Thursday, April 17, 2003

HOME IS WHERE YOU FIND IT
by Bryce Martin

I had watched it just once, my favorite episode of The X-Files. Actually, I should say the favorite of the ones I have watched. I am not a diehard fan of this or any other television show. While switching channels, I caught it right at the beginning. It is titled "Home." It is not so much as what it is about, a clan of murderous and wild as animals misfits as measured on any scale, deformed by inbreeding, the fictional Peacock family. It is about that, but also how the boys are stuck in some kind of early-Elvis pop culture era.
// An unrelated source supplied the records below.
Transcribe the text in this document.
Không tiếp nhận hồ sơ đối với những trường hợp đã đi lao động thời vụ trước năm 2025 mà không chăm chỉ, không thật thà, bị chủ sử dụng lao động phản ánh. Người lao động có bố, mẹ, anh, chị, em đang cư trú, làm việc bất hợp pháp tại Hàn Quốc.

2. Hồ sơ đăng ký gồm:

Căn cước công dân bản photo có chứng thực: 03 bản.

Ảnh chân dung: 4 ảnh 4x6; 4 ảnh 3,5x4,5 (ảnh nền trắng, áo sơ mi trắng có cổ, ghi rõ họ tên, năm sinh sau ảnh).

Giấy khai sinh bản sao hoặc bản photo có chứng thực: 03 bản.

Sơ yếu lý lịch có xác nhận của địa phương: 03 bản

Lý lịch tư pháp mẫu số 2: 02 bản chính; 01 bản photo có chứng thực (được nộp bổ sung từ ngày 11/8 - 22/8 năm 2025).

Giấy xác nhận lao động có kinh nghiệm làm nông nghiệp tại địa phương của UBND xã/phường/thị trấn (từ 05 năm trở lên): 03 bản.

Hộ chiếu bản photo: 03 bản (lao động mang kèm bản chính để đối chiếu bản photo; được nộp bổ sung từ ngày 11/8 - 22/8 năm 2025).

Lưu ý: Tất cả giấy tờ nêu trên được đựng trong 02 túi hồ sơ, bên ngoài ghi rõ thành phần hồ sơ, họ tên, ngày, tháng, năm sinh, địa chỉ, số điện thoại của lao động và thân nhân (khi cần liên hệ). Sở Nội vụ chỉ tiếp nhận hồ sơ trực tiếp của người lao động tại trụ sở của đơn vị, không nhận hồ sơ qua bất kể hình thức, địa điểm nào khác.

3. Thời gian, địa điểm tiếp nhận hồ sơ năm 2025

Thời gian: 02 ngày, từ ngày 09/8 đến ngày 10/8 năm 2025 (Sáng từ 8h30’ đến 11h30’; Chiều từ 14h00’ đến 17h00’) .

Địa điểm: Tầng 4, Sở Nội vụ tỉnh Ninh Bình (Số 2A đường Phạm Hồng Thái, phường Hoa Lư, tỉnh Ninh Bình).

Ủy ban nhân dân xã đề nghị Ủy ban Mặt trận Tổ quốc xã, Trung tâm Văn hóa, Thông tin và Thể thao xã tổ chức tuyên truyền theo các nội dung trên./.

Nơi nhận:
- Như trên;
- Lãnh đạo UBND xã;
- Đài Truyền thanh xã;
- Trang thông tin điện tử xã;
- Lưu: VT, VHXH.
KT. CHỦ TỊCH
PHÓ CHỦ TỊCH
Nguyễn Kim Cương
The poignant ballads of the period streaming at just the right intervals in the background are perfect picks and the oblique camera angles bring out the iconic Cadillac in its long and angular tail-finned best. Mulder and Scully find the mother under a bed, lying on an auto mechanic's creeper. She has no arms or legs. Of her three misshapen boys, one is both brother and father to the other two. However, by looking at the mother, and of a picture of her and her now dead husband hanging on a wall, it is clear that the inbreeding started well before this current brood. What I like is the juxtaposition of the icons of the innocent and romantic late Fifties and early Sixties set against the strangely pathetic family, feral outcasts that they are, pitiable and defiant and led by a mother intent on preserving the bloodline. If "Home" is not art, it is more than a good stab at it.

TODAY'S FOLKSY EXPRESSION OVERHEARD: "Jumpin' up and down like one-egg puddin'."